Les avantages fiscaux qui sont rattachés à l’incorporation sont des incitatifs attrayants pour une grande majorité de professionnels. Sur le plan fiscal, la décision de constituer une SPA dépend de trois considérations importantes : l’économie potentielle d’impôt, le report d’impôt et le fractionnement du revenu. Selon les experts, le recours à une SPA est utile, sur le plan fiscal, lorsque le professionnel se trouve dans l’une ou l’autre des situations suivantes : il commence une nouvelle pratique qui s’avérera rentable; il ne dépense pas tous ses revenus; ou il entend partager ses revenus avec d’autres personnes comme son conjoint ou ses enfants.
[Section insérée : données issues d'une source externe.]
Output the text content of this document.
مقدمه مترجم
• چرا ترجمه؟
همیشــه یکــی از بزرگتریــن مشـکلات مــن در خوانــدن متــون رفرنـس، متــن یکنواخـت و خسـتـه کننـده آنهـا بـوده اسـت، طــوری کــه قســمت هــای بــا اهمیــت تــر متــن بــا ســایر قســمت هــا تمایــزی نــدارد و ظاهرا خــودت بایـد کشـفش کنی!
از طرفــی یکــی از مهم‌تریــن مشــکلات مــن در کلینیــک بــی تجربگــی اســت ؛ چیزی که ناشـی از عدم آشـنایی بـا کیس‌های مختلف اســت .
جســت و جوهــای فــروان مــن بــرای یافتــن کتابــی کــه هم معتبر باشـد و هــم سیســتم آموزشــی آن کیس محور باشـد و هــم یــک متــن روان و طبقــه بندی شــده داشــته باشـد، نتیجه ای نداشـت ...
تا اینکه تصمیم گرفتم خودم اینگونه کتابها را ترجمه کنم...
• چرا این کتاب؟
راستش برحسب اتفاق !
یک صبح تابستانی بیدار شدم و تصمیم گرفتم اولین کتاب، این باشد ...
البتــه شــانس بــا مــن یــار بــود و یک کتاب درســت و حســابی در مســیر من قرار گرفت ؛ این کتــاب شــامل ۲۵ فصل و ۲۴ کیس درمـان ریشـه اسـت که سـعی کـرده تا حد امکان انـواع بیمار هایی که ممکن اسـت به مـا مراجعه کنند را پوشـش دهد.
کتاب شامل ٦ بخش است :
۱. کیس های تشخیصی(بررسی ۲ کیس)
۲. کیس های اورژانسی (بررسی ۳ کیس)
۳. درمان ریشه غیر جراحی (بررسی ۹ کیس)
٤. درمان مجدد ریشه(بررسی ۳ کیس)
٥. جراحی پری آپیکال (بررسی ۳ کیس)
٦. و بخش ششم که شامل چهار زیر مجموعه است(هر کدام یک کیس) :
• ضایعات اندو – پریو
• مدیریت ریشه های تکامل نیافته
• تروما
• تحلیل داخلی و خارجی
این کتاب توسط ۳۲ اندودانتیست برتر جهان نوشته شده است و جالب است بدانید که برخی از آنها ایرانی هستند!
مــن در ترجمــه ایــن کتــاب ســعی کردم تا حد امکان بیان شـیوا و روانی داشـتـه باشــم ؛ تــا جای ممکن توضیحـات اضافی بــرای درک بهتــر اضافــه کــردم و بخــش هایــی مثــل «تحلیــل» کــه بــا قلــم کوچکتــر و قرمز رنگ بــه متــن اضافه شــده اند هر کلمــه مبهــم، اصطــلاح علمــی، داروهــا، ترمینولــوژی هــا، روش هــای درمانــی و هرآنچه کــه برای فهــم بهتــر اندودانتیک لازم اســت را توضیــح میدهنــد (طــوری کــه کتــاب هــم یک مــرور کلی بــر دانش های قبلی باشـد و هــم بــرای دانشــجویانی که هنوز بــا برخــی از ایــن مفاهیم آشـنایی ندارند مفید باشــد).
Sur le plan des désavantages, il est important de mentionner que la SPA est le véhicule juridique le plus exigeant en ce qui a trait aux démarches requises pour sa constitution et son fonctionnement. La SPA implique des frais de constitution et le cas échéant, d’immatriculation. Son fonctionnement coûte plus cher étant donné notamment l’obligation de produire des états financiers annuels ainsi qu’une déclaration de revenu pour la société et ses actionnaires. Pour ceux qui exercent déjà sous une autre forme juridique, il faut également prévoir des coûts relativement aux transferts des activités et des biens de la société; des documents comptables, légaux et fiscaux sont nécessaires à cette fin. Sur le plan administratif s’ajoutent notamment des frais de publication d’avis dans un journal. Des démarches doivent également être effectuées auprès des autorités gouvernementales pour des fins de taxation et de déductions à la source.

Inspiré de : Lorquet, Me Édith. « Consultation des membres sur la question de l’incorporation », Psychologie Québec, septembre 2007.